Cette omniprésence de
la performance permet aux organisations de mieux détecter les innombrables
signaux faibles et de leur donner de la cohérence. En surveillant des sources
de plus en plus variées – forums, réseaux sociaux ou think tanks – les outils augmentés
par l’IA permettent de repérer des tendances émergentes bien avant que
celles-ci ne deviennent dominantes. Grâce à ces analyses enrichies, nous nous
situons de plus en plus aux frontières de la prédictibilité, même si l’on ne
peut actuellement parler que de tendance. Quoi qu’il en soit, une telle
connaissance permet aux organisations d’être plus vigilantes, de prévenir
certains risques de crises et d’ajuster très rapidement leurs stratégies
marketing ou logistiques.
Une culture de la
veille en pleine transformation
En parallèle des
multiples évolutions technologiques, 2024 a également vu un changement culturel
au sein de la communauté des veilleurs. C’est notre troisième axe de réflexion.
Certes, l’adoption de l’IA a suscité de longs débats depuis deux ans, ainsi que
des peurs. Cette dynamique a nettement évolué au cours des douze derniers mois.

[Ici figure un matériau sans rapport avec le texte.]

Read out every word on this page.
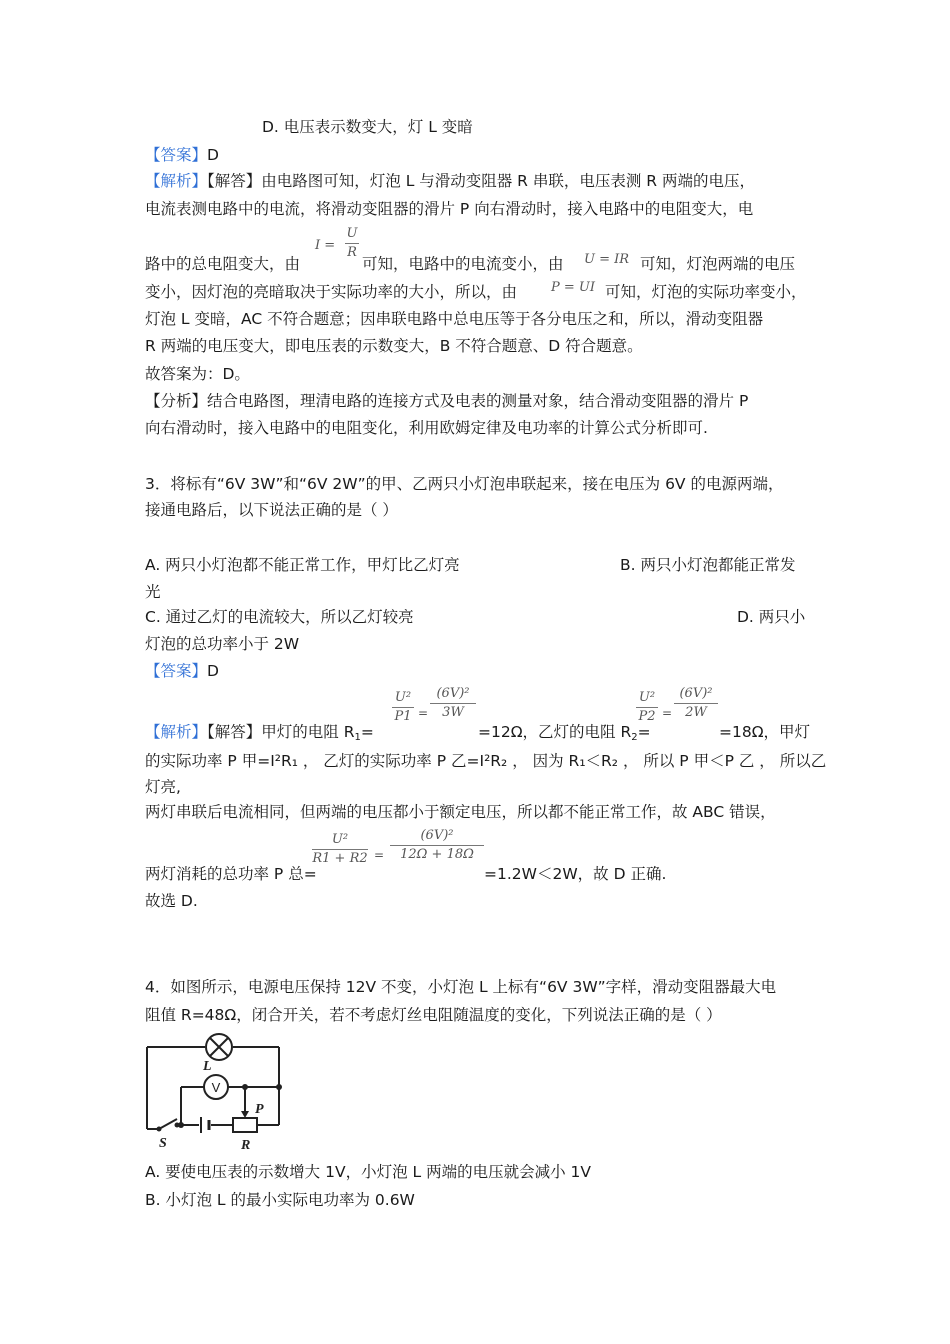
D. 电压表示数变大，灯 L 变暗
【答案】D
【解析】【解答】由电路图可知，灯泡 L 与滑动变阻器 R 串联，电压表测 R 两端的电压，
电流表测电路中的电流，将滑动变阻器的滑片 P 向右滑动时，接入电路中的电阻变大，电
路中的总电阻变大，由
I =
U
R
可知，电路中的电流变小，由 U = IR 可知，灯泡两端的电压
变小，因灯泡的亮暗取决于实际功率的大小，所以，由	P = UI 可知，灯泡的实际功率变小，
灯泡 L 变暗，AC 不符合题意；因串联电路中总电压等于各分电压之和，所以，滑动变阻器
R 两端的电压变大，即电压表的示数变大，B 不符合题意、D 符合题意。
故答案为：D。
【分析】结合电路图，理清电路的连接方式及电表的测量对象，结合滑动变阻器的滑片 P
向右滑动时，接入电路中的电阻变化，利用欧姆定律及电功率的计算公式分析即可.
3．将标有“6V 3W”和“6V 2W”的甲、乙两只小灯泡串联起来，接在电压为 6V 的电源两端，
接通电路后，以下说法正确的是（ ）
A. 两只小灯泡都不能正常工作，甲灯比乙灯亮	B. 两只小灯泡都能正常发
光
C. 通过乙灯的电流较大，所以乙灯较亮	D. 两只小
灯泡的总功率小于 2W
【答案】D
【解析】【解答】甲灯的电阻 $R_1=$
U²
P1 =
(6V)²
3W
=12Ω，乙灯的电阻 $R_2=$
U²
P2 =
(6V)²
2W
=18Ω，甲灯
的实际功率 P 甲=I²R₁ ， 乙灯的实际功率 P 乙=I²R₂ ， 因为 R₁＜R₂ ， 所以 P 甲＜P 乙 ， 所以乙
灯亮,
两灯串联后电流相同，但两端的电压都小于额定电压，所以都不能正常工作，故 ABC 错误，
两灯消耗的总功率 P 总=
U²
R1 + R2 =
(6V)²
12Ω + 18Ω
=1.2W＜2W，故 D 正确.
故选 D.
4．如图所示，电源电压保持 12V 不变，小灯泡 L 上标有“6V 3W”字样，滑动变阻器最大电
阻值 R=48Ω，闭合开关，若不考虑灯丝电阻随温度的变化，下列说法正确的是（ ）
V
L
P
S	R
A. 要使电压表的示数增大 1V，小灯泡 L 两端的电压就会减小 1V
B. 小灯泡 L 的最小实际电功率为 0.6W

Désormais, nous observons au sein des organisations une acceptation croissante,
nouvelle, des outils numériques comme partenaires essentiels plutôt que comme
menaces. C’est tellement vrai que de nombreux managers, longtemps hostiles à
l’IA, en sont devenus d’âpres défenseurs. Et pour cause : de plus en plus de
grandes entreprises ont déployé cette année leur propre IA générative, à telle
enseigne que la différence ne se fait pas entre l’homme et la machine, mais
entre le professionnel non augmenté et celui qui sait travailler avec
l’intelligence artificielle.
Le bilan 2024 de la
veille stratégique illustre un secteur en pleine mutation. Les progrès
technologiques redéfinissent les pratiques, tandis que la profession elle-même
adopte des approches plus tournées vers l’usage de l’IA générative, sur fond
d’usages plus collaboratifs et transversaux. Ces évolutions répondent à une
demande croissante d’efficacité et de précision dans un monde marqué par des
crises de plus en plus présentes.
Dans un tel contexte d’incertitudes, en 2025, le défi consistera à maintenir l’équilibre fécond entre innovation et expertise humaine, afin de continuer à apporter une réelle valeur ajoutée aux organisations.